ATTENTION: You are viewing a page formatted for mobile devices; to view the full web page, click HERE.

DonationCoder.com Software > Finished Programs

IDEA: Batch merge many pdf (result : only one big pdf per subfolder)?

(1/2) > >>

jity2:
Dear all,

I need to merge many pdf files located into thousands of subfolders (several levels) full of pdf and other files. At the end, I need only one big pdf file per subfolder.

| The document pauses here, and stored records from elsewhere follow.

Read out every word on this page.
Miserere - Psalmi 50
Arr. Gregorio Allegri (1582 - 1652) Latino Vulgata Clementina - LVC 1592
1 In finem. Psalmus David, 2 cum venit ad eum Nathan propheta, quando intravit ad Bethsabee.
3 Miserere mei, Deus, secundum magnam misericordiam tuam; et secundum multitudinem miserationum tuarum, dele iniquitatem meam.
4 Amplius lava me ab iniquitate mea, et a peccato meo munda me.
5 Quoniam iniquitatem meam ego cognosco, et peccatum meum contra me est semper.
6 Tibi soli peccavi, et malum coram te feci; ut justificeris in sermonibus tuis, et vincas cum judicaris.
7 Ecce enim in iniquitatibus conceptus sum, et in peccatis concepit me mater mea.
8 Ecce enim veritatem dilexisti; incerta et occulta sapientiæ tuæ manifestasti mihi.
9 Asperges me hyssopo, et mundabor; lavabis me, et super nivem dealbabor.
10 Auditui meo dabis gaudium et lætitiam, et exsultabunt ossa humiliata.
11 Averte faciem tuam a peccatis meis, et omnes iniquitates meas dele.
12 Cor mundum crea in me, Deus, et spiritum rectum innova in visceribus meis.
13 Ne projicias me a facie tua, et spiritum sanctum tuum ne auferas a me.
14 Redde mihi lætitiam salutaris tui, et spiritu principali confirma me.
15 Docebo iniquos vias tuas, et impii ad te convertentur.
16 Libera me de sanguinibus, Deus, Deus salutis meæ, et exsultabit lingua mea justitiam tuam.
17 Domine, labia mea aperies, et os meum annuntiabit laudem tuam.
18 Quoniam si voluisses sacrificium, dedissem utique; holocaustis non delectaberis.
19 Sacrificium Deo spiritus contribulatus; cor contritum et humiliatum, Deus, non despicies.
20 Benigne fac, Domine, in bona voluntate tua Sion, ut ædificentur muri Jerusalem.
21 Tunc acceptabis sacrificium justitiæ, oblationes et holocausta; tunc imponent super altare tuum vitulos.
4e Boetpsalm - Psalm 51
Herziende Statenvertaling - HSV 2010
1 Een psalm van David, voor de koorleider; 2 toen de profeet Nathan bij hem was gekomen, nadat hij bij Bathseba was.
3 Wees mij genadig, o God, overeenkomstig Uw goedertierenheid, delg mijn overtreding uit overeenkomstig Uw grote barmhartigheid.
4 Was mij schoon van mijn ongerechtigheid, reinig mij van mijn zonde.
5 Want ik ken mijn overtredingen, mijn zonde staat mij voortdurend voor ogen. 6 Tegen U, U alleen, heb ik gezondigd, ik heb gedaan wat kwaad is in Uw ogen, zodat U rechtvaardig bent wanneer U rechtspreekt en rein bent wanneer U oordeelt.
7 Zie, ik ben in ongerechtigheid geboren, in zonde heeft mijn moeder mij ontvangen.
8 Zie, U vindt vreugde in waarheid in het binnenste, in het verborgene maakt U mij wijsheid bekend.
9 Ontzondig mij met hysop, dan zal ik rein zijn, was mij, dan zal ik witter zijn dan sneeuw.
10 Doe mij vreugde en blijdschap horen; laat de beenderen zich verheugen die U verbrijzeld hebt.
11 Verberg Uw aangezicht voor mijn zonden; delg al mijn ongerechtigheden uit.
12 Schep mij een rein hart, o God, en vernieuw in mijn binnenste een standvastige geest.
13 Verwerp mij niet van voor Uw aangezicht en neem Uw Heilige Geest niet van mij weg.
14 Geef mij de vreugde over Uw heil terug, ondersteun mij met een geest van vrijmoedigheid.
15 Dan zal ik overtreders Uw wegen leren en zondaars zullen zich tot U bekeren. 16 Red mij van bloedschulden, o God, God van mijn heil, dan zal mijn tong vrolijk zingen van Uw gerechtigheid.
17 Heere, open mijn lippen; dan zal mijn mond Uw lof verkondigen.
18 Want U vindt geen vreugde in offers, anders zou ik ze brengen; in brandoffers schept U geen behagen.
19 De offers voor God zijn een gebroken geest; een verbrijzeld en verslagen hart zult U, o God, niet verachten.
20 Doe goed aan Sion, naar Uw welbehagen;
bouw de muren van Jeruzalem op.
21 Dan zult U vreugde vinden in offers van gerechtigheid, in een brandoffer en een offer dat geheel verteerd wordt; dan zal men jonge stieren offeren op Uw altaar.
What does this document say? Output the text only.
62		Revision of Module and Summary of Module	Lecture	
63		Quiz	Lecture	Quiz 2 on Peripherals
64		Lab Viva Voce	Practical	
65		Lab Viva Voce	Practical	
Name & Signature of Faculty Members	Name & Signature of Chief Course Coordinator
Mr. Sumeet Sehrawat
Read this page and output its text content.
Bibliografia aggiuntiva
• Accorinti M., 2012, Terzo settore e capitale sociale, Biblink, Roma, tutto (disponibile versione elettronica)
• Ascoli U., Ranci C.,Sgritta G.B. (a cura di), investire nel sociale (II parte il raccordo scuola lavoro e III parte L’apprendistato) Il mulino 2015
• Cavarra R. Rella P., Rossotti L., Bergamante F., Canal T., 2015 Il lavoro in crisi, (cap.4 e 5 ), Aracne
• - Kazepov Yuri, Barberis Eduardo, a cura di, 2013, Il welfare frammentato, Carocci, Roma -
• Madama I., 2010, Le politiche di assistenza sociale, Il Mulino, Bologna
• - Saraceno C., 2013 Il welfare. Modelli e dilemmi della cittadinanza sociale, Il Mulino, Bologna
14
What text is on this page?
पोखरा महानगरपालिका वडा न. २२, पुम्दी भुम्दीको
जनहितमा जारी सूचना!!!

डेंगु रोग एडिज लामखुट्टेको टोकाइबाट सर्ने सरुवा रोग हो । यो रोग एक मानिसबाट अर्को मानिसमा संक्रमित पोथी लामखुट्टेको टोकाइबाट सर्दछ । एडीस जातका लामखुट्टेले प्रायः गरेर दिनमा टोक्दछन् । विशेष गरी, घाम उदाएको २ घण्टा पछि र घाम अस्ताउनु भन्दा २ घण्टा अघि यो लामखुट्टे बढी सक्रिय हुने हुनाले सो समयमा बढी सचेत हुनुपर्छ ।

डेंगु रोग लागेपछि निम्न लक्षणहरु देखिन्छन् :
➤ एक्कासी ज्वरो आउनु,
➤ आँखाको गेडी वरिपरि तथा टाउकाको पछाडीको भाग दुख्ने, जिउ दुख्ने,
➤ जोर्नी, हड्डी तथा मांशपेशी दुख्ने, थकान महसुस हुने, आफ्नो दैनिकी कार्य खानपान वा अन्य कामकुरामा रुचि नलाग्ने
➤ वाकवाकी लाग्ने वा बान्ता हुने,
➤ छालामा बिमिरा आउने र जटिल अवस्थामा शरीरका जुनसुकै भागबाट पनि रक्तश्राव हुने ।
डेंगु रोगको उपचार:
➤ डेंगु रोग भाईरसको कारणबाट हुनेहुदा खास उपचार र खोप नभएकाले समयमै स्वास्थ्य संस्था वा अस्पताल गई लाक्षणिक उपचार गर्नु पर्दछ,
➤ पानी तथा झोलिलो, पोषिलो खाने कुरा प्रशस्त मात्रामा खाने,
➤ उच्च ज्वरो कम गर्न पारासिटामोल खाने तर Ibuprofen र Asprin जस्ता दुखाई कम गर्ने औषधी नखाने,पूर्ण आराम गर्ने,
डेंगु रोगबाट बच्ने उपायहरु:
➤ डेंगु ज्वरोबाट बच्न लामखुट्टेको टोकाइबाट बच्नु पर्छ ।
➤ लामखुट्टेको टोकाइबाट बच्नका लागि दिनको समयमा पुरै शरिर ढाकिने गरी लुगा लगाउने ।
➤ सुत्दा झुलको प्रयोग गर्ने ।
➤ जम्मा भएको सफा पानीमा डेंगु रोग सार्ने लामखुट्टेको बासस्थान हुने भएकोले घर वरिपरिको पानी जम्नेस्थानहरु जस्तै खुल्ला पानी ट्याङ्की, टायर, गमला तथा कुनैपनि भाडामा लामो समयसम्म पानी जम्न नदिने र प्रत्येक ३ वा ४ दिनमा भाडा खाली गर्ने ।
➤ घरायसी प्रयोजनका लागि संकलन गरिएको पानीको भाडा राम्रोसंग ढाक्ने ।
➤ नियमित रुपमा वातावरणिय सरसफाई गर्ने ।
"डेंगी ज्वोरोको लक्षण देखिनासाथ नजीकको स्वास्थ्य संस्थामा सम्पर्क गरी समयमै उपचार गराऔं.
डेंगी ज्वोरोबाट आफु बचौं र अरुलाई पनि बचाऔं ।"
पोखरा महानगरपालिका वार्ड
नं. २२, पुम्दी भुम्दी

Example: “C:\Main_folder\” contains :

C:\Main_folder\subfolder_wgs\jshhd545.pdf

C:\Main_folder\subfolder_wgs\jshhd545.htm

C:\Main_folder\subfolder_wgs\ejkehe5485.pdf



C:\Main_folder\subfolder_ghdfdhd\jdjdhjd5545.pdf

C:\Main_folder\subfolder_ghdfdhd\jdsdjdh44.pdf



C:\Main_folder\subfolder_yuege255\uejgd56564\kdfhk5465.txt

C:\Main_folder\subfolder_yuege255\uejgd56564\kdfhk5465.pdf

…etc..

Desired results:

C:\Main_folder\subfolder_wgs\subfolder_wgs.pdf

C:\Main_folder\subfolder_ghdfdhd\subfolder_ghdfdhd.pdf

C:\Main_folder\subfolder_yuege255\uejgd56564\subfolder_yuege255.pdf  (or C:\Main_folder\subfolder_yuege255\uejgd56564\uejgd56564.pdf)

etc…



note: It would be great if results could be added into a new big folder (like C:\Main_folder2\ for instance).

I am on Win8.1 64bits.
Free or open source solutions preferred.
Thanks in advance ;)

4wd:
Something along these lines?

jity2:
Thanks "4wd". ;)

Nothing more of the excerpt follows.